I know that one history test won't determine my future, but the habits I build now will definitely determine my success throughout life. One way I try to organize my time is by taking a half hour after school, if I have no other activities, just to relax and give my mind a break. I'll start my homework and once I complete one subject, I'll take another break.

My biggest flaw in organization is procrastination. I have no motivation to do homework if it is not due immediately. I learned my lesson from my first history test, and I am now doing a section a night, so the information will make more sense, and studying for the next test will be easier. One way that I try to avoid procrastination is by telling myself that the assignment is due sooner than it really is.

Growing up 

September 16, 2005

Where do you want to go to college? What do you want to major in? These are just a few of the questions I receive on a daily basis from my parents, their friends, my teachers, and relatives. "I am only a junior in high school" is how I respond to most of those questions. I'm not ready to think that far in advance. It seems like hundreds of light years away from the point I am at in my life right now.

I feel like I was a freshman just yesterday. How can I already be ready to look at colleges? I just began my junior year 3 weeks ago and the buzz around school is about how many AP classes people are taking or what colleges they are thinking of applying to.

Junior year is the year where teachers stop treating their students like children and start treating them like college students. Every day during one of my AP classes my teacher says that we are in a college course and she is going to start treating us like college students. Instead of the teachers spoon-feeding us the material that will be on the test, they give us the chapters to read, and it is our responsibility to understand the material. In the past, I usually waited until the night before to do my homework or study for a test. At this point in high school, it is almost impossible to procrastinate. Instead of just memorizing a ton of information, I have to memorize it and be able to analyze and manipulate all of the data.
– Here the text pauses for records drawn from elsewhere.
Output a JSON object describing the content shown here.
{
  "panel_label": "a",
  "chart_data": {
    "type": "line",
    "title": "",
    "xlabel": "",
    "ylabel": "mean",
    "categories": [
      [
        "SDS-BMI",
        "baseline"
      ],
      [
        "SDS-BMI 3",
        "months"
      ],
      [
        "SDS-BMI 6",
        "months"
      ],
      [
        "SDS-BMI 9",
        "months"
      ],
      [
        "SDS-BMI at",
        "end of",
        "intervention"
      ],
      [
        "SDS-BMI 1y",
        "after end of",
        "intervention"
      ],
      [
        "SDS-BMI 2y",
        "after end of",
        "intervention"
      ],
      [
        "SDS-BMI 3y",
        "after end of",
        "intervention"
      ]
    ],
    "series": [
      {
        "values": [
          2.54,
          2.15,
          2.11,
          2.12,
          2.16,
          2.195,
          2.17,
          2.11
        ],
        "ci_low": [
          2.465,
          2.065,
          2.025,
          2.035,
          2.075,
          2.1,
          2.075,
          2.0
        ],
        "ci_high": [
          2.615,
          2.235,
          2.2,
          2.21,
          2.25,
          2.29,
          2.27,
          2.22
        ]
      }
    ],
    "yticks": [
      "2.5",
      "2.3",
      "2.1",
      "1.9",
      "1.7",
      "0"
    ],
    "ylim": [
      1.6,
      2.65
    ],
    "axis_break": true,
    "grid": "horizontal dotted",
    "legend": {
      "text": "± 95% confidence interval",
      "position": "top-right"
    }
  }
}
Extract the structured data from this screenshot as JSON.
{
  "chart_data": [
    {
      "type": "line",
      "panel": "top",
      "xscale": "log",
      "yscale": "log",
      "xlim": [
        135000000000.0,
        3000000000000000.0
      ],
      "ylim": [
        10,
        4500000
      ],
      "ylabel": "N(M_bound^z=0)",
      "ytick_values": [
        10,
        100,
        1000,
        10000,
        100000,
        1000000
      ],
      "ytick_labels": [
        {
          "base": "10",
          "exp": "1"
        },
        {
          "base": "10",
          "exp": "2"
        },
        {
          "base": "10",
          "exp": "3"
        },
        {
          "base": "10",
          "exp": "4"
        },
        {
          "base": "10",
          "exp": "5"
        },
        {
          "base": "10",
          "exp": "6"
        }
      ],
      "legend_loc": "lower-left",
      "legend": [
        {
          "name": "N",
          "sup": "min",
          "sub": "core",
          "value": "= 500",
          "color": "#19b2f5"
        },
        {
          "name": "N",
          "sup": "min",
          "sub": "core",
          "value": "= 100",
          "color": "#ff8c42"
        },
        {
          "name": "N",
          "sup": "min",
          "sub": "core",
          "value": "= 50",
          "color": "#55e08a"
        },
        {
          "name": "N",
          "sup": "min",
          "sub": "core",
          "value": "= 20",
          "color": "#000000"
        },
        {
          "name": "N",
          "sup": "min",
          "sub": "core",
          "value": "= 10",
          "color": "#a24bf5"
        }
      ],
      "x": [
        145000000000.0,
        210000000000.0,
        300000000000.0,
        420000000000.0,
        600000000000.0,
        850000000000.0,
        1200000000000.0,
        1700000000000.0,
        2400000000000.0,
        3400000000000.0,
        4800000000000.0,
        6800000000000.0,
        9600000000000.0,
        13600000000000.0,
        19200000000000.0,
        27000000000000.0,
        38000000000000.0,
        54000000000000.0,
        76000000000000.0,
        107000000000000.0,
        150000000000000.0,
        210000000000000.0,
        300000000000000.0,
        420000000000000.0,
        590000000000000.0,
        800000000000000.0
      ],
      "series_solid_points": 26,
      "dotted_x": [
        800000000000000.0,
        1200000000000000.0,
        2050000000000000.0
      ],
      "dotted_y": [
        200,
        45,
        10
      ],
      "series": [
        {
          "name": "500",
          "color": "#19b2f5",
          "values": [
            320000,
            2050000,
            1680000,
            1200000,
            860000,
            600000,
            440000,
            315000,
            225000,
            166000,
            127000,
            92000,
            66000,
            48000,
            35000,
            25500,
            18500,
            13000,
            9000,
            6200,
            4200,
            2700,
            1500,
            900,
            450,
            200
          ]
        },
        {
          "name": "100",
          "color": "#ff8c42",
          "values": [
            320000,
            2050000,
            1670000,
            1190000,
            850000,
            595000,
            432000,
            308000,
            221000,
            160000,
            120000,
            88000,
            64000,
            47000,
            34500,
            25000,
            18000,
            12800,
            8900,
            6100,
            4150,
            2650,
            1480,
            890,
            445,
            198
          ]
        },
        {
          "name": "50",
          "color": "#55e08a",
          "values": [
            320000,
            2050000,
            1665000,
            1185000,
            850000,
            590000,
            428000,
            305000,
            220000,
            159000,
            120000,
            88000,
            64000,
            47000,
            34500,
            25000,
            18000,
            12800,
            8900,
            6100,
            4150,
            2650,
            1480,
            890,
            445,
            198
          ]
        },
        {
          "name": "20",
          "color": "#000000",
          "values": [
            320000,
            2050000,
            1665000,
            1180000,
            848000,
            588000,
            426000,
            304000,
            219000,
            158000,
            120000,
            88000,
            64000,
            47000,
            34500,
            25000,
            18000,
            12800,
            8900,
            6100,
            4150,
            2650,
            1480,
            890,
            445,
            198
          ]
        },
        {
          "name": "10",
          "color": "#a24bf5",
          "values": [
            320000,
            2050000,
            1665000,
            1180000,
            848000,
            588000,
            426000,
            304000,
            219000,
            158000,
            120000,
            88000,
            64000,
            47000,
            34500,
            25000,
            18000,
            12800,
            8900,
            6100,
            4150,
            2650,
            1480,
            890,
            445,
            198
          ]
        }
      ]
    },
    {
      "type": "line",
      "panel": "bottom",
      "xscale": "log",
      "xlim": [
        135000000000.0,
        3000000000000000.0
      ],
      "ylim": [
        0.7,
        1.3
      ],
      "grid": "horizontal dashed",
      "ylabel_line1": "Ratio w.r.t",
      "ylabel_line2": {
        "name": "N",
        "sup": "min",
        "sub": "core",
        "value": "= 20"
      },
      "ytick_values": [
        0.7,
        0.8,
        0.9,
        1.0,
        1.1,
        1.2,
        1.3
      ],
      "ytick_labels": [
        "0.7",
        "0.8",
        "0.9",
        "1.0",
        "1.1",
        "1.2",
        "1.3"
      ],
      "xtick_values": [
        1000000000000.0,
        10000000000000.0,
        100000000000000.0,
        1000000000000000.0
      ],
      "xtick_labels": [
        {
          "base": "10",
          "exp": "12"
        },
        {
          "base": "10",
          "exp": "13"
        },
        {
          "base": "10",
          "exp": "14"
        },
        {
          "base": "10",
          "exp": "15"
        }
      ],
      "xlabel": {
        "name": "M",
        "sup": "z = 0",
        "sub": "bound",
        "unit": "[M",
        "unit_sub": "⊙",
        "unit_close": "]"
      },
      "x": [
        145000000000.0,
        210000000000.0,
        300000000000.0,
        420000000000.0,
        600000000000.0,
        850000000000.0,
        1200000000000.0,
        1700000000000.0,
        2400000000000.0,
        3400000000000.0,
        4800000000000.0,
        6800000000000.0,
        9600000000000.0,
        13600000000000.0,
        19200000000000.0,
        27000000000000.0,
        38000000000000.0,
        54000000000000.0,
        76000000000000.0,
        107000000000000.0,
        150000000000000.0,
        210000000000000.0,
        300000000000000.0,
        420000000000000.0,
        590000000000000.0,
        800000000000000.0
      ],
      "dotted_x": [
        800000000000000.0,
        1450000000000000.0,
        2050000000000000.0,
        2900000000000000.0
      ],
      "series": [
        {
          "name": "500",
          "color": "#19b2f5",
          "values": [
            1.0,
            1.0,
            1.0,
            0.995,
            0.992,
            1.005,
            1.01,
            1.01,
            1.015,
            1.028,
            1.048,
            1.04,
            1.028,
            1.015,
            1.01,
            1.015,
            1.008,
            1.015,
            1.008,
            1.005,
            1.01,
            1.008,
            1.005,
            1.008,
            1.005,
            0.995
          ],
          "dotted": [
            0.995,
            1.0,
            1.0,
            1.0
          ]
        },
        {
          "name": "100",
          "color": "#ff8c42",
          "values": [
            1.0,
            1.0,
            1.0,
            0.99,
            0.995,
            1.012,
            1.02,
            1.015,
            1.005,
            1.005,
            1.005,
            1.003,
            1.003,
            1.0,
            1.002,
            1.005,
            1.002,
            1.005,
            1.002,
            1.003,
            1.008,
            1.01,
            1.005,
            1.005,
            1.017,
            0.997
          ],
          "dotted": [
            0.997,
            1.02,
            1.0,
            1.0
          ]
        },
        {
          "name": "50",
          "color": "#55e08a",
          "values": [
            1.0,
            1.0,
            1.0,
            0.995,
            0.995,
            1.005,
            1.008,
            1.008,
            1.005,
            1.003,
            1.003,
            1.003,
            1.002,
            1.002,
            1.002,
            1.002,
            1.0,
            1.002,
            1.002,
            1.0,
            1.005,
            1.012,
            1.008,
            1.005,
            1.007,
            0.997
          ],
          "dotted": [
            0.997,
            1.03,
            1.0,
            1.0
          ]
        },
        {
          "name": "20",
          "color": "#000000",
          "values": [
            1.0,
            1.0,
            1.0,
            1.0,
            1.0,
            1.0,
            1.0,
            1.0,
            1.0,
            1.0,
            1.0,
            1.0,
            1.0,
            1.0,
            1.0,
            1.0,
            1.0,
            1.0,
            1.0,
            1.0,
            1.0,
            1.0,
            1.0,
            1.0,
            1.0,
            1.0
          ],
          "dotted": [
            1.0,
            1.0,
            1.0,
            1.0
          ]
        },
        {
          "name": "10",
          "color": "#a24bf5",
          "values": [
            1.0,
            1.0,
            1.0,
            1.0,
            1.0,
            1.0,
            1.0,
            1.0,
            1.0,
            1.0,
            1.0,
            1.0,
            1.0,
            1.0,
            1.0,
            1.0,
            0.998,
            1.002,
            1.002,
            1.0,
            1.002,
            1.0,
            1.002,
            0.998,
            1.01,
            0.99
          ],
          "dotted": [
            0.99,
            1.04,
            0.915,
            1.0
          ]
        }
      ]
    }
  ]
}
My life up to this point has always been pretty simple. The biggest decision I have ever had to make is which local high school I wanted to attend. It is unbelievable that I will soon have to choose the path I want to take to determine my future. The responsibilities just keep building up. First, it is what classes I want to take to finish off high school. Then, I must decide what college I will attend. Once in college, I have to determine a major. Right now I am just focusing all of my attention on my school work and putting off looking at colleges until it is closer to crunch time. I do not think I am ready to decide the next 4 years of my life quite yet. On the one hand, I want to go to Indiana University and be with all of my friends that I have known forever. On the other hand, I want to branch out and broaden my horizons by putting myself in that vulnerable position of not knowing many people. My indecisive days are coming to an end, and I need to grow up and take responsibility for my choices.